2. ``Ilovemoney``: I believe, though I don`t have any references at hand, that the Vedas are supposed to show a roughly eastward chronological progression, with the Rig Veda familiar mostly with Punjab and the ``Gandhara`` area, while later texts show increasing familiarity with eastern India.

3. There were no ``proto-horses`` in India before the horse. Those (like Przewalski`s horse) come from farther north. India did have donkeys and asses. Linguistic transference (from one species to another) is certainly possible, but the horses referred to in the Rig Veda could not have been donkeys (donkeys pulling chariots?) On the subject of transference, I read that the ``alu`` (potato) of some North Indian languages is one of the relatively few Indian plant-names of Indo-European descent, being related to the French ``ail`` (garlic). In India it apparently was used for various indigenous tubers until Europeans brought the potato from North America.
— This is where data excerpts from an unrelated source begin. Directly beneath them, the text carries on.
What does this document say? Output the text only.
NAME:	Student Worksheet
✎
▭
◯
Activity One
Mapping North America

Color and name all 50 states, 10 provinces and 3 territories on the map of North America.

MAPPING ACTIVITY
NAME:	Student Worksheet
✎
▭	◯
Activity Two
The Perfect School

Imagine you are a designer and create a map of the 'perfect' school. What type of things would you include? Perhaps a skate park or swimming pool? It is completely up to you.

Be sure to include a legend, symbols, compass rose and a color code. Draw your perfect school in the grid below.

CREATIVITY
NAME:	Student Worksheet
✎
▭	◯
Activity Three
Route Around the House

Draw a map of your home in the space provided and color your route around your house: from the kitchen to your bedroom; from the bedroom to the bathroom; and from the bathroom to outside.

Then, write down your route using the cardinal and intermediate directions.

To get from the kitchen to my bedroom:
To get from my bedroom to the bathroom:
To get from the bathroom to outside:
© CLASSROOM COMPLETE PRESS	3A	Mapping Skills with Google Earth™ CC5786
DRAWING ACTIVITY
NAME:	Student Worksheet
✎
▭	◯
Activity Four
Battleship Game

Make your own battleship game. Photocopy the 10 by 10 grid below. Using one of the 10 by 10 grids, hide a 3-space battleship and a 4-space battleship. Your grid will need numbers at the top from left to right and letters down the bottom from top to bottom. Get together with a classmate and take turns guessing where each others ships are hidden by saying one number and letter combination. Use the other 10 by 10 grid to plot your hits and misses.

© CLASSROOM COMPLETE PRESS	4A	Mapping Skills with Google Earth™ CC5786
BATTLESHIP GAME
3. About Francois Gautier: I would not take him seriously. He is one of the Europeans whose interest in India/Hinduism dovetails neatly with their hatred/dislike of Islam (another who comes to mind is Koenraad Elst). He has written a book (``Rewriting Indian History``) that uses a selective and tendentious reading of history to present medieval India as one long rape and pillage session by evil Muslims upon innocent and gentle Hindus.

4. ``Layman``: if you find the ``mater/mata`` similarities interesting, you would probably be interested in reading further into the connections between the Indo-European languages. There are many ways by which linguists establish that these are related (cognate) words and not just chance resemblances (of which there are almost always a few to be found between any two languages). For example, the conjugations of the verb ``to bear``:

Sanskrit: bharami, bharasi, bharati, bharamas, bharata, bharanti

Greek: phero, phereis, pherei, pheromes, pherete, pheronti

Latin: fero, fert, fert, ferimus, fertis, ferunt

Old High German: biru, biris, birit, berames, beret, berant

Old High Slavonic: bera, berasi, beretu, beremu, berete, beratu

I don`t know if that will come out readably on the page, but I thought I`d paste it in anyway.

5. I certainly would not presume to have ``my`` theory of Dravidian origins, considering that I have no particular expertise in the subject. However, McAlpin`s Elamite-Dravidian connection has received some acceptance among linguists, though it can`t by any means be regarded as proved. We don`t (I believe) have any direct positive evidence for a movement of Dravidian speakers southwards, other than the circumstantial evidence of the existence of the Dravidian language Brahui in Pakistan (however note that Brahui could possibly have got there in the other direction, as Hungarian got to Hungary).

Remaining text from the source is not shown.